In order for scientists to make advancements, they must be able to validate and build on each other’s work, the university said in its report.
Now that so much science relies on computations and data, many researchers are struggling to share their computational artifacts in ways that are usable for others, said the Indian American researcher in the report.
“We have results that are generated through computational artifacts but are being presented on PDF papers. As a researcher, there are no easy means for verifying the results being presented,” said Malik. “Emailing and sharing through websites are old methods. We need more efficient and usable methods to verify results from complex scientific experiments.”
Now, the NSF has awarded Malik with a CAREER grant to support her work to lay the foundation for establishing reproducibility of real-world computational and data science.

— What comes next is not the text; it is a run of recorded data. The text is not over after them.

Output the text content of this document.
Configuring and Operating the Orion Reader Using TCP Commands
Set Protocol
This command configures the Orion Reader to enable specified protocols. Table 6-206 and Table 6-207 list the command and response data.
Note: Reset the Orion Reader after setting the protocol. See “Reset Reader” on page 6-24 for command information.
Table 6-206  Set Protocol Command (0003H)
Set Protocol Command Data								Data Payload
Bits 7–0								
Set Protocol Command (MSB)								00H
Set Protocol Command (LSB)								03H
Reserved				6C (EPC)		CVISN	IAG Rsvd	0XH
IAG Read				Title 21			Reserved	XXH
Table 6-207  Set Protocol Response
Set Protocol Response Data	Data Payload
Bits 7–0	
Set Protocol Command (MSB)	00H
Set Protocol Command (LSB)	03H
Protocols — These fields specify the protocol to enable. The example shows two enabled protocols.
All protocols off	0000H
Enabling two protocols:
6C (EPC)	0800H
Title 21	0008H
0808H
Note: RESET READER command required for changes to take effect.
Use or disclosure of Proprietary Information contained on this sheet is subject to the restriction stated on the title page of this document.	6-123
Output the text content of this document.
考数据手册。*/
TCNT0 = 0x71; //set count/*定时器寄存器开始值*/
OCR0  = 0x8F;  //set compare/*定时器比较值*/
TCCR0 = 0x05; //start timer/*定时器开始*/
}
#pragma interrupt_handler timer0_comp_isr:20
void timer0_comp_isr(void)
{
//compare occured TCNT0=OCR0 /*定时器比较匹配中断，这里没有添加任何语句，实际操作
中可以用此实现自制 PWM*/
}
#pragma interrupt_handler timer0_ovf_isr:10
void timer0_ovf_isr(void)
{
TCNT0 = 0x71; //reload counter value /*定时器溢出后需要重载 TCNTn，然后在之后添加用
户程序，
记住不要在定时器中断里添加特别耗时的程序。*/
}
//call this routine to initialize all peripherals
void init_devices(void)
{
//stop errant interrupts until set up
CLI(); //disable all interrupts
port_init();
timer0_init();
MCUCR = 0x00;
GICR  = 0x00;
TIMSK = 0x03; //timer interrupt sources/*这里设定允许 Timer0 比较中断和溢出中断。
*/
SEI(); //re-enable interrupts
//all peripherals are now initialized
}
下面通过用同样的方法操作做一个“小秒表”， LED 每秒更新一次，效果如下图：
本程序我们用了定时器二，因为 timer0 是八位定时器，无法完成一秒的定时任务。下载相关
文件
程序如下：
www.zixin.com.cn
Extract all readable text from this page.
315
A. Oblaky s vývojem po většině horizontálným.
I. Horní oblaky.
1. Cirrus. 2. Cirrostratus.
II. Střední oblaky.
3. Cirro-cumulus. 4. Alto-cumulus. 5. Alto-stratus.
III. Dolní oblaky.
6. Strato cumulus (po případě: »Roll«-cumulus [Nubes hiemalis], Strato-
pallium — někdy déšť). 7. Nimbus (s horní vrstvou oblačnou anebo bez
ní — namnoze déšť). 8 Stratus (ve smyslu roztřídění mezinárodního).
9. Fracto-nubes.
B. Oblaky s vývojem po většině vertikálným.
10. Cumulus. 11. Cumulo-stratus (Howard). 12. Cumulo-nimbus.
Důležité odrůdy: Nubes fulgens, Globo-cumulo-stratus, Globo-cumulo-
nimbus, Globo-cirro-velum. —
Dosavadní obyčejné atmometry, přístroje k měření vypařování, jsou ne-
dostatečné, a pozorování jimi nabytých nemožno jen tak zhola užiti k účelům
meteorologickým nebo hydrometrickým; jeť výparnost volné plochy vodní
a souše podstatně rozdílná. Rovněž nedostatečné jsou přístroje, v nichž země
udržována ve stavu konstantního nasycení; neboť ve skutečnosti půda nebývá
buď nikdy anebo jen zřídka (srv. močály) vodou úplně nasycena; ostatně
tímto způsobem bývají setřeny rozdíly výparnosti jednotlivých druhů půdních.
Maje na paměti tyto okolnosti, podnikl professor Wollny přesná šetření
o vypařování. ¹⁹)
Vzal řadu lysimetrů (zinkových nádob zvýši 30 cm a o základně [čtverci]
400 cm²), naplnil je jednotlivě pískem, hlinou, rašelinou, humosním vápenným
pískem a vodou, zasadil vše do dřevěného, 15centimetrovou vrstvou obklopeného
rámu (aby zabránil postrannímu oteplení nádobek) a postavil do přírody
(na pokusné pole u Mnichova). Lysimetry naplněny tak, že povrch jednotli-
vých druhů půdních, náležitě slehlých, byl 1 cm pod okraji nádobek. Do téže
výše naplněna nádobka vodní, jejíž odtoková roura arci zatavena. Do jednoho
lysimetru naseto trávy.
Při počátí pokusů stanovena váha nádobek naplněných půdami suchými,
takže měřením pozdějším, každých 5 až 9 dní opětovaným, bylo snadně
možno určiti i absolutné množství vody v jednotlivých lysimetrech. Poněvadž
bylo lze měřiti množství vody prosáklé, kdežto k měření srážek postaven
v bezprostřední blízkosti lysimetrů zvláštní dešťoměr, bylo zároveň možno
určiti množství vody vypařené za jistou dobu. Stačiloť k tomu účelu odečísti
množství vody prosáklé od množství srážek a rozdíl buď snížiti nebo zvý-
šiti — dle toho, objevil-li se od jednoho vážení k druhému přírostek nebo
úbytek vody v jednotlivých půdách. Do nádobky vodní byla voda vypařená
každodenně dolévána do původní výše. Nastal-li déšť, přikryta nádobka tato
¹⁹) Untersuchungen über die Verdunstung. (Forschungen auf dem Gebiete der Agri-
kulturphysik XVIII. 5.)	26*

Malik’s project will also increase awareness of the need for computational reproducibility tools through a research and education plan involving scientists, students and instructors, the university said.
The $498,889 five-year research grant is NSF’s most prestigious award in support of early-career faculty.
Malik knew she was onto something in 2013 as a research associate scientist at the University of Chicago while working with a group of geoscientists, DePaul noted.
Spread across seven universities, they were trying to collect and run their computations together, but it wasn’t working.
Malik and her colleagues created a product, called the Sciunit container, that could align not just the data but also the programs and environments where the information had been created. The geoscientists had been trying to share data and computation for several years, according to the university news report.
Malik’s system gave them results in 30 minutes, it said.
“They were able to run this tool, and it gathered everything from different machines and made it portable. It became a huge thing,” Malik said. She had discovered that it wasn’t enough just to share a program code and data, but researchers also need what’s called the “compute environment” to ensure that data is being run in the same way, getting relatively the same outputs. Malik likened it to trying to download a new program on your personal computer, but it just won’t run. “That’s the kind of situation we’re trying to avoid.”
The solution, said Malik, is to make it all portable — the data, the program, the operating system — so that others can move ahead and reproduce research, faster.
Malik’s work will also make it easier for researchers to judge whether their own attempts at an experiment are reproducible or not. Her research aims to define the phases of reproducibility in computational research, the university report said.
The CAREER grant will allow Malik to engage more students with her work, especially in DePaul’s data science program. She hopes to engage more women in the work, as representation of women in computer science is still lagging, said Malik.
“The number of women who get funded in this area is abysmally low — so I think it’s a big deal,” said Malik in the report. “I just feel honored to have that opportunity. If I could share somehow that would be fantastic,” she added.
“I have been doing this work for some time now, and the fact that this work is being recognized, that we did make an impact in a few lives by making it simpler, it feels good,” said Malik. “NSF has recognized my work, and is helping us to expand this further to make a greater impact. That’s the ultimate fun, to make a dent in this hard problem.”